むしろ水族館や海・川などで魚に接することがあるおかげで、魚への興味が非常に高いことがわかります。ためしに野菜と魚介類を並べてみると、魚さわってみたい! 食べてみたい! というリアクションが返ってくるのではないでしょうか。

 ある日私は煮魚を作るために金目鯛のウロコ取りをしようと考えていたとき、小学生の息子に「やってみたい! やらせて欲しい!」と言われました。器具の構造はシンプルで、包丁を使うよりも安全性が高いと感じたので、ウロコ取りの方法を説明して任せることにしました。
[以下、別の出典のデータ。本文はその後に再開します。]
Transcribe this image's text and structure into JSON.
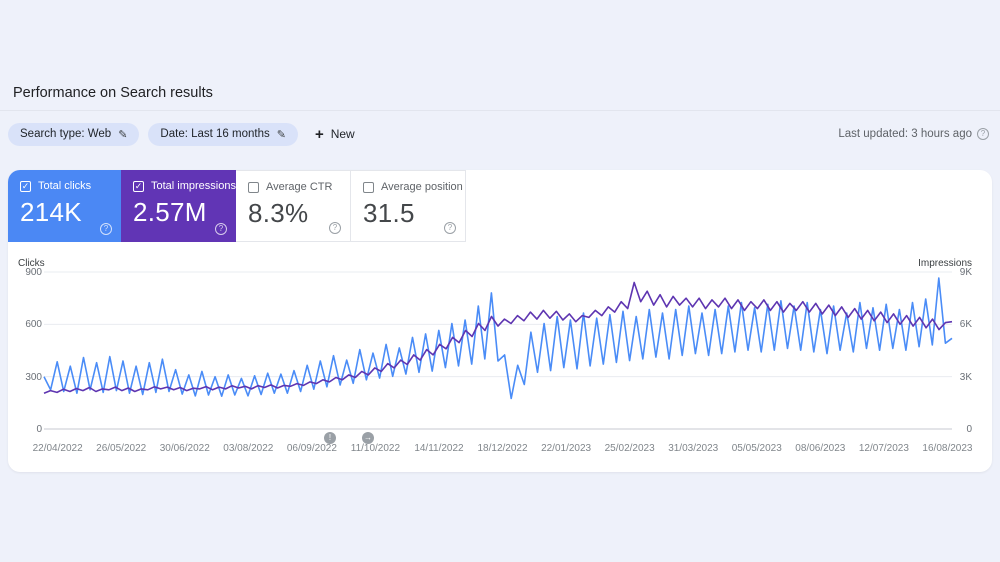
{
  "page": {
    "title": "Performance on Search results"
  },
  "filters": {
    "chips": [
      {
        "label": "Search type: Web"
      },
      {
        "label": "Date: Last 16 months"
      }
    ],
    "new_label": "New",
    "last_updated": "Last updated: 3 hours ago"
  },
  "metrics": [
    {
      "label": "Total clicks",
      "value": "214K",
      "checked": true,
      "color": "#4b88f4"
    },
    {
      "label": "Total impressions",
      "value": "2.57M",
      "checked": true,
      "color": "#6135b5"
    },
    {
      "label": "Average CTR",
      "value": "8.3%",
      "checked": false
    },
    {
      "label": "Average position",
      "value": "31.5",
      "checked": false
    }
  ],
  "annotations": [
    {
      "glyph": "!"
    },
    {
      "glyph": "→"
    }
  ],
  "chart_data": {
    "type": "line",
    "grid": true,
    "left_axis": {
      "label": "Clicks",
      "max": 900,
      "ticks": [
        "900",
        "600",
        "300",
        "0"
      ]
    },
    "right_axis": {
      "label": "Impressions",
      "max": 9000,
      "ticks": [
        "9K",
        "6K",
        "3K",
        "0"
      ]
    },
    "x_ticks": [
      "22/04/2022",
      "26/05/2022",
      "30/06/2022",
      "03/08/2022",
      "06/09/2022",
      "11/10/2022",
      "14/11/2022",
      "18/12/2022",
      "22/01/2023",
      "25/02/2023",
      "31/03/2023",
      "05/05/2023",
      "08/06/2023",
      "12/07/2023",
      "16/08/2023"
    ],
    "series": [
      {
        "name": "Clicks",
        "axis": "left",
        "color": "#4a8cf7",
        "values": [
          300,
          225,
          385,
          215,
          360,
          205,
          410,
          225,
          380,
          210,
          415,
          220,
          390,
          205,
          360,
          198,
          380,
          210,
          400,
          215,
          340,
          200,
          310,
          190,
          330,
          195,
          300,
          188,
          310,
          195,
          290,
          190,
          305,
          198,
          320,
          205,
          315,
          205,
          335,
          215,
          365,
          228,
          390,
          242,
          420,
          252,
          395,
          262,
          455,
          282,
          435,
          292,
          485,
          302,
          465,
          315,
          525,
          325,
          545,
          332,
          565,
          352,
          605,
          362,
          625,
          372,
          705,
          402,
          780,
          390,
          425,
          175,
          365,
          255,
          555,
          325,
          605,
          335,
          645,
          352,
          625,
          345,
          665,
          362,
          635,
          372,
          655,
          382,
          675,
          392,
          645,
          402,
          685,
          412,
          665,
          402,
          685,
          422,
          705,
          432,
          665,
          422,
          685,
          432,
          705,
          442,
          725,
          452,
          695,
          442,
          715,
          452,
          735,
          462,
          705,
          452,
          725,
          442,
          685,
          432,
          705,
          452,
          665,
          442,
          725,
          462,
          695,
          452,
          715,
          462,
          685,
          452,
          725,
          472,
          745,
          482,
          865,
          492,
          520
        ]
      },
      {
        "name": "Impressions",
        "axis": "right",
        "color": "#5e35b1",
        "values": [
          2050,
          2200,
          2100,
          2280,
          2150,
          2320,
          2200,
          2380,
          2150,
          2300,
          2250,
          2400,
          2200,
          2350,
          2150,
          2300,
          2250,
          2420,
          2300,
          2400,
          2250,
          2380,
          2200,
          2340,
          2300,
          2430,
          2250,
          2400,
          2300,
          2480,
          2350,
          2450,
          2300,
          2480,
          2380,
          2530,
          2350,
          2500,
          2450,
          2600,
          2500,
          2700,
          2600,
          2820,
          2700,
          2950,
          2820,
          3100,
          2950,
          3300,
          3100,
          3500,
          3300,
          3750,
          3500,
          3950,
          3700,
          4250,
          3950,
          4550,
          4250,
          4850,
          4600,
          5250,
          4950,
          5650,
          5300,
          6050,
          5650,
          6450,
          5900,
          6300,
          6050,
          6500,
          6200,
          6700,
          6300,
          6800,
          6350,
          6750,
          6250,
          6600,
          6150,
          6500,
          6400,
          6800,
          6500,
          7000,
          6700,
          7300,
          6900,
          8400,
          7300,
          7900,
          7100,
          7700,
          7000,
          7600,
          7100,
          7500,
          7000,
          7500,
          6900,
          7400,
          7000,
          7500,
          6900,
          7400,
          6800,
          7300,
          6900,
          7400,
          6800,
          7300,
          6700,
          7200,
          6800,
          7300,
          6700,
          7200,
          6600,
          7100,
          6500,
          7000,
          6400,
          6900,
          6300,
          6800,
          6200,
          6700,
          6100,
          6600,
          6000,
          6500,
          5900,
          6400,
          5800,
          6300,
          5700,
          6100,
          6150
        ]
      }
    ]
  }
}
 すると子どもは想像以上に大喜びして、楽しく取り組んでくれたのです。「ウロコってこんなにびっしりついているのか! ヒレもたくさんあるね!」などと、自ら発見をすることで、楽しい時間と学びになった様子。

 このときに気がついたことがあります。それは、魚には骨、ウロコ、ヒレなどがあり、それらがどのような構造になっているかについて子どもが知らなくて当然であるということ。

 図鑑で知ること以上に、子どもの手や五感を使ってリアルに体験することには価値があるということ。もちろん親の私も知らないことがたくさんあるなと実感。そのような実践を通して、我が家では急いでゴールを設定せずに、楽しみながら一緒に学んでいくような雰囲気を作ることを心がけています。

◆毎日魚料理を出してくれた母に教えられたこととは?

魚
私は毎日魚を食べて育ちました。肉も野菜も食べていましたが、魚を意識して食卓に出す母には理由がありました
 私が子どもとの食事や食育を考える上で、魚食を大切にする理由はもう一つあります。

 それは母の影響によるもの。私の幼少期時代を振り返ると、食卓に毎日魚が登場していました。母にその理由を聞いたところ、「たんぱく質は身体の基本だし、脳の6割は脂質でできていることを知って、魚食で質の良い脂質をとることを意識していたからよ。あなたたちが干物や煮魚を自分でほぐして食べている姿は本当に楽しそうだったわ!」との回答が。